If you’re one of the few brave souls still on Twitter aka X you’ve noticed this week that one of the defining features of the platform—seeing if someone cool liked your post—has now been eliminated.
I know what you’re thinking: “Wait, is this just so users and bots can like porn and racism without anyone knowing?” How dare you jump to such outrageous conclusions! (That’s probably what’s happening here. Why else would you even do this?)
The change coming so soon after it was announced straight-up porn would now be allowed on Twitter is more than a li’l eyebrow-raising, though the feature was previously available to anyone who paid the $8 a month for that coveted blue check mark. (Again, coughing loudly for no reason.)
The official word from the platform is that the policy is to “better protect your privacy.” Sure, Jan.
Naturally, not everyone is taking the news so easily. One of the main crusaders against this change is Luke “Li’l Vader” Skywalker himself, Mark Hamill.
One solution to the issue proposed has been for users to just comment “like” on posts they like, and apparently to prove that he’s not all talk, Hamill has done exactly that.
But at what cost?
This is no way to live.
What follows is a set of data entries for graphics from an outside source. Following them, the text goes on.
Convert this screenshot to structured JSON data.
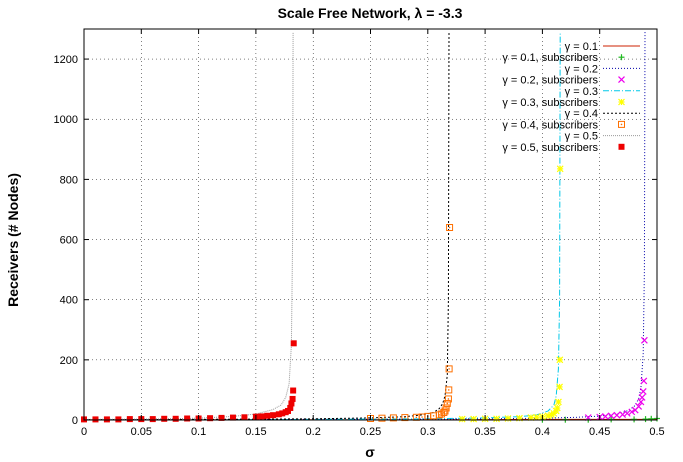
{
  "chart_data": {
    "type": "line",
    "title": "Scale Free Network, λ = -3.3",
    "xlabel": "σ",
    "ylabel": "Receivers (# Nodes)",
    "xlim": [
      0,
      0.5
    ],
    "ylim": [
      0,
      1300
    ],
    "x_ticks": [
      0,
      0.05,
      0.1,
      0.15,
      0.2,
      0.25,
      0.3,
      0.35,
      0.4,
      0.45,
      0.5
    ],
    "x_tick_labels": [
      "0",
      "0.05",
      "0.1",
      "0.15",
      "0.2",
      "0.25",
      "0.3",
      "0.35",
      "0.4",
      "0.45",
      "0.5"
    ],
    "y_ticks": [
      0,
      200,
      400,
      600,
      800,
      1000,
      1200
    ],
    "y_tick_labels": [
      "0",
      "200",
      "400",
      "600",
      "800",
      "1000",
      "1200"
    ],
    "grid": true,
    "legend_position": "top-right",
    "series": [
      {
        "name": "γ = 0.1",
        "style": "line",
        "dash": "solid",
        "color": "#cc2200",
        "x": [
          0,
          0.1,
          0.2,
          0.3,
          0.4,
          0.45,
          0.5
        ],
        "y": [
          1,
          1,
          1,
          1,
          2,
          2,
          2
        ]
      },
      {
        "name": "γ = 0.1, subscribers",
        "style": "points",
        "marker": "plus",
        "color": "#22bb22",
        "x": [
          0.4,
          0.42,
          0.44,
          0.46,
          0.48,
          0.49,
          0.495,
          0.5
        ],
        "y": [
          1,
          1,
          1,
          2,
          2,
          3,
          4,
          5
        ]
      },
      {
        "name": "γ = 0.2",
        "style": "line",
        "dash": "1,2",
        "color": "#0000aa",
        "x": [
          0,
          0.1,
          0.2,
          0.3,
          0.35,
          0.4,
          0.43,
          0.45,
          0.46,
          0.47,
          0.475,
          0.48,
          0.484,
          0.486,
          0.488,
          0.489,
          0.4895
        ],
        "y": [
          1,
          1,
          2,
          3,
          4,
          6,
          9,
          13,
          17,
          25,
          32,
          45,
          70,
          110,
          220,
          500,
          1290
        ]
      },
      {
        "name": "γ = 0.2, subscribers",
        "style": "points",
        "marker": "x",
        "color": "#ee00ee",
        "x": [
          0.44,
          0.45,
          0.455,
          0.46,
          0.465,
          0.47,
          0.474,
          0.478,
          0.481,
          0.484,
          0.486,
          0.487,
          0.488,
          0.4885,
          0.489
        ],
        "y": [
          8,
          10,
          12,
          14,
          16,
          18,
          22,
          27,
          33,
          45,
          60,
          75,
          95,
          130,
          265
        ]
      },
      {
        "name": "γ = 0.3",
        "style": "line",
        "dash": "6,2,1,2",
        "color": "#00c8e8",
        "x": [
          0,
          0.1,
          0.2,
          0.3,
          0.35,
          0.38,
          0.395,
          0.405,
          0.41,
          0.412,
          0.414,
          0.415,
          0.4155
        ],
        "y": [
          1,
          1,
          2,
          4,
          7,
          11,
          17,
          30,
          50,
          80,
          170,
          400,
          1290
        ]
      },
      {
        "name": "γ = 0.3, subscribers",
        "style": "points",
        "marker": "star",
        "color": "#ffff00",
        "x": [
          0.33,
          0.34,
          0.35,
          0.36,
          0.37,
          0.38,
          0.39,
          0.395,
          0.4,
          0.405,
          0.408,
          0.41,
          0.412,
          0.413,
          0.414,
          0.415,
          0.4152,
          0.4155
        ],
        "y": [
          3,
          3,
          4,
          4,
          5,
          6,
          8,
          9,
          11,
          14,
          17,
          22,
          30,
          40,
          60,
          110,
          200,
          835
        ]
      },
      {
        "name": "γ = 0.4",
        "style": "line",
        "dash": "2,2",
        "color": "#000000",
        "x": [
          0,
          0.1,
          0.2,
          0.25,
          0.28,
          0.295,
          0.305,
          0.31,
          0.313,
          0.315,
          0.317,
          0.318,
          0.3185
        ],
        "y": [
          1,
          2,
          4,
          7,
          11,
          17,
          25,
          38,
          55,
          80,
          150,
          400,
          1290
        ]
      },
      {
        "name": "γ = 0.4, subscribers",
        "style": "points",
        "marker": "square-dot",
        "color": "#ff7000",
        "x": [
          0.25,
          0.26,
          0.27,
          0.28,
          0.29,
          0.295,
          0.3,
          0.305,
          0.31,
          0.312,
          0.314,
          0.315,
          0.316,
          0.317,
          0.318,
          0.3183,
          0.3186,
          0.319
        ],
        "y": [
          5,
          6,
          7,
          8,
          9,
          10,
          12,
          14,
          17,
          20,
          25,
          30,
          40,
          55,
          70,
          100,
          170,
          640
        ]
      },
      {
        "name": "γ = 0.5",
        "style": "line",
        "dash": "1,1",
        "color": "#999999",
        "x": [
          0,
          0.05,
          0.1,
          0.13,
          0.15,
          0.165,
          0.172,
          0.176,
          0.179,
          0.181,
          0.182,
          0.1825
        ],
        "y": [
          2,
          3,
          6,
          12,
          20,
          35,
          50,
          75,
          120,
          250,
          600,
          1290
        ]
      },
      {
        "name": "γ = 0.5, subscribers",
        "style": "points",
        "marker": "filled-square",
        "color": "#ee0000",
        "x": [
          0,
          0.01,
          0.02,
          0.03,
          0.04,
          0.05,
          0.06,
          0.07,
          0.08,
          0.09,
          0.1,
          0.11,
          0.12,
          0.13,
          0.14,
          0.15,
          0.155,
          0.16,
          0.165,
          0.17,
          0.173,
          0.176,
          0.178,
          0.18,
          0.181,
          0.182,
          0.1825,
          0.183
        ],
        "y": [
          2,
          2,
          2,
          2,
          3,
          3,
          3,
          4,
          4,
          5,
          5,
          6,
          7,
          8,
          9,
          11,
          12,
          14,
          16,
          19,
          22,
          26,
          30,
          40,
          55,
          70,
          98,
          255
        ]
      }
    ]
  }
}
Twitter is supposed to be mindless. The more steps you add to the basic experience, the less likely folks are to engage. Still, Hamill is determined to let the platform at large know where his true “likes” lie.
Fortunately, Hamill’s efforts have not gone unappreciated.
Luke Skywalker? More like Like Skywalker, you guys. Did I volunteer to cover this piece simply to write that line? You will live out your remaining days guessing!